Actualmente la Oficina del Medio Ambiente de la Alcaldía de León,
junto con el MARENA, hacen esfuerzos para que se cumpla un plan de
veda -que ya fue
promulgado-, que
proteja a la tortuga marina durante siete meses.
De acuerdo con informes de ese “Plan de veda de la tortuga marina 1999-2000”,
en la Isla “Juan Venado” las tortugas produjeron 26 mil 856 huevos en 296
nidos, y los tortuguillos nacidos se estiman en 11 mil 595 por el sector
de Salinas Grandes, mientras en Las Peñitas se produjeron 17 mil
852 huevos, en 215 nidos y nacieron 5.538 tortuguillos.
Los lugares de mayor desove en los 22 kilómetros de playa de la
Isla Juan Venado han sido El Tamarindo y La Navaja, en Salinas Grandes;
Palo de Oro y Melenco, en Las Peñitas.
Este año el Plan de Veda de la tortuga marina es un verdadero reto.

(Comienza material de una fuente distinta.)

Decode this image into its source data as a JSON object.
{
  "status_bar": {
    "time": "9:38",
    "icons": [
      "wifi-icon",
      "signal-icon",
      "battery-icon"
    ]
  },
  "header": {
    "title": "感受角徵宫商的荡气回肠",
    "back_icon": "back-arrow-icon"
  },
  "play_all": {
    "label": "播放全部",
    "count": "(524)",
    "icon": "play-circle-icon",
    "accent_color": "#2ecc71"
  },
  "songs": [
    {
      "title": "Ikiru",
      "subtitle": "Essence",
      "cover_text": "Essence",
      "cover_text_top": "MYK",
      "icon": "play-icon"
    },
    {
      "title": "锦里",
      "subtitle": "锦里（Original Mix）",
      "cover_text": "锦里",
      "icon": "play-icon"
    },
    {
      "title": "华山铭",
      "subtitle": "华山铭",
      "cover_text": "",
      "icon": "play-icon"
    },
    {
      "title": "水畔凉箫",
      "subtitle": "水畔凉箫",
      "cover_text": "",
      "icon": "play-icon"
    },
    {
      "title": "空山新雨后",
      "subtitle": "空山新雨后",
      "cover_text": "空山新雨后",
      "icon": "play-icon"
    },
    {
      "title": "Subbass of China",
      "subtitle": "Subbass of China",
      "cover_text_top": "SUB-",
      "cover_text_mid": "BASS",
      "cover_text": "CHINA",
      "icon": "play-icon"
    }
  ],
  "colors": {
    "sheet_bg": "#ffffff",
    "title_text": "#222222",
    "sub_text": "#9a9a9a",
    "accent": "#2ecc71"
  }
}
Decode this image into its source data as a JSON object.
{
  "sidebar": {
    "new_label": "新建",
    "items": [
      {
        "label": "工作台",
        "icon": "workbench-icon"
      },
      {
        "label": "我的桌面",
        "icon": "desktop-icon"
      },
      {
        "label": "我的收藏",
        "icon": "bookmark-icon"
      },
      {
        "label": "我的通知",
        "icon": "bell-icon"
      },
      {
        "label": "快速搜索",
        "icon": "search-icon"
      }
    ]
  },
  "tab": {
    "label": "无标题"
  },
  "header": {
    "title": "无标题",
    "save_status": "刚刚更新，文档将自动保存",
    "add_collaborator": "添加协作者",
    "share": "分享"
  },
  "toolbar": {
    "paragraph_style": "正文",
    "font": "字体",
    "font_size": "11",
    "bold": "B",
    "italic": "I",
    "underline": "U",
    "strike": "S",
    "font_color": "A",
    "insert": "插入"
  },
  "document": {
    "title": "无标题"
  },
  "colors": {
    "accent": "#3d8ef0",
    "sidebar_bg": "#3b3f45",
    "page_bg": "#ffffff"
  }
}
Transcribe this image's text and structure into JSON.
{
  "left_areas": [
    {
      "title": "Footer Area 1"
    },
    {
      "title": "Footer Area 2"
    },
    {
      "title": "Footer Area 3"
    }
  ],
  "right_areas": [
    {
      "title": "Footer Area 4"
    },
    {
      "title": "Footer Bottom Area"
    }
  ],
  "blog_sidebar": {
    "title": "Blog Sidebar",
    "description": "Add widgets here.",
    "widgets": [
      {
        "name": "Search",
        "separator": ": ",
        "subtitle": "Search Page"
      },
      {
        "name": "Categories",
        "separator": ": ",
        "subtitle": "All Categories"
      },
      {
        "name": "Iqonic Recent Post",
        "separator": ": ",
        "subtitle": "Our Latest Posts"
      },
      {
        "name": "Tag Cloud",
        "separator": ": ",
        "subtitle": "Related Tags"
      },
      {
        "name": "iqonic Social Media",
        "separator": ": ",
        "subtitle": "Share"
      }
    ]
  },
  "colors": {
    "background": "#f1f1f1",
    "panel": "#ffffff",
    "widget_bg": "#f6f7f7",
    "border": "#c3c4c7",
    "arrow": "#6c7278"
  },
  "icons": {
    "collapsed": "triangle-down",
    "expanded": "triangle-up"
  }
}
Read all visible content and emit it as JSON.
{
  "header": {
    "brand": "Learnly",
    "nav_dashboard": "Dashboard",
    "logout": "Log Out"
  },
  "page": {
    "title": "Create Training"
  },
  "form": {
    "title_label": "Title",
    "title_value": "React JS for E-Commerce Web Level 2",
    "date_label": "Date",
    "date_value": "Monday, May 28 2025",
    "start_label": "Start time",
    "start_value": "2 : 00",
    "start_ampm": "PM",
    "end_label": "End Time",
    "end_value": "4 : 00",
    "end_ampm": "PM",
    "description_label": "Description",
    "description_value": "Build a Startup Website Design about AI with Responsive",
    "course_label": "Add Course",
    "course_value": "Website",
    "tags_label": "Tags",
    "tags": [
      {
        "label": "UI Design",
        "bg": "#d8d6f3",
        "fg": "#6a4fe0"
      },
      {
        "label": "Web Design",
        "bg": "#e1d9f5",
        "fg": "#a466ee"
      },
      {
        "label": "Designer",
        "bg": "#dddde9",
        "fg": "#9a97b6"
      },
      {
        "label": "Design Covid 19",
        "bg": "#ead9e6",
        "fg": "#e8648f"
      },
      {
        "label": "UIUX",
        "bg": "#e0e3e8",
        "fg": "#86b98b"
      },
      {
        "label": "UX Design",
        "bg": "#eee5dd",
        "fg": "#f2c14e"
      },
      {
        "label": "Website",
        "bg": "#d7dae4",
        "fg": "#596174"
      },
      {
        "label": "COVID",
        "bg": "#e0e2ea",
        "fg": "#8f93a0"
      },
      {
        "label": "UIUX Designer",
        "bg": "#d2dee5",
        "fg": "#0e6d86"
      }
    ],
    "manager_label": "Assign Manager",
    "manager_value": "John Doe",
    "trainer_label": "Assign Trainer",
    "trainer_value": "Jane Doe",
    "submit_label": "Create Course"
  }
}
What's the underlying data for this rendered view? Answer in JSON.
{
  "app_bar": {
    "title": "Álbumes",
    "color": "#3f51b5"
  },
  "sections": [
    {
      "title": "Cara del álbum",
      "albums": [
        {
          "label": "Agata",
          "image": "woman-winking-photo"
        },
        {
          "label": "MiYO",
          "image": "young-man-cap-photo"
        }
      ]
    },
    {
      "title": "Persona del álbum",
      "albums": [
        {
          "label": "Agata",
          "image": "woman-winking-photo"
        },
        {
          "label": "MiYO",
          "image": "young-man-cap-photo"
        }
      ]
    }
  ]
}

Las juntas directivas de las comunidades de Salinas Grandes y Las Peñitas
se han propuesto cuidar los recursos naturales de la isla.
“La
tortuga marina se enfrente a miles de problemas para su reproducción
y con el consumo del huevo de paslama contribuimos a su depredación”,
asegura el ingeniero Oscar Romero, jefe del Plan de Veda Municipal.
Entre los
depredadores de los tortuguillos se encuentran los peces, pájaros,
mapaches y pulpos. Al nacer, en su primer kilómetro de recorrido,
muere casi el 50 por ciento de ellos debido a causas naturales, asegura
Romero.
TORTUGAS
POSEEN MEMORIA FOTOGRAFICA
La madurez
sexual de las tortugas se establece a los quince años y a pesar
de su lentitud hacen un recorrido extraordinario pues se mueven magnéticamente.
Tienen una memoria fotográfica y después de los quince años
de recorrido vuelven a sus lugares de origen a anidar, indica el jefe del
Plan de Veda.
Además, asegura que los huevos se manejan a una temperatura de 29
a 30 grados centígrados. “Si durante el período de
45 días que necesitan los huevos para que nazcan las especies
la temperatura ha sido superior a los 30 grados, nacen hembras; si
es inferior nacen machos”, afirma.
Entre los problemas que enfrentan las leyes de la veda se encuentran falta
de capacitación de los brigadistas, falta de sensibilización
de la población y la falta de aplicación de leyes para
sancionar a quienes las transgreden.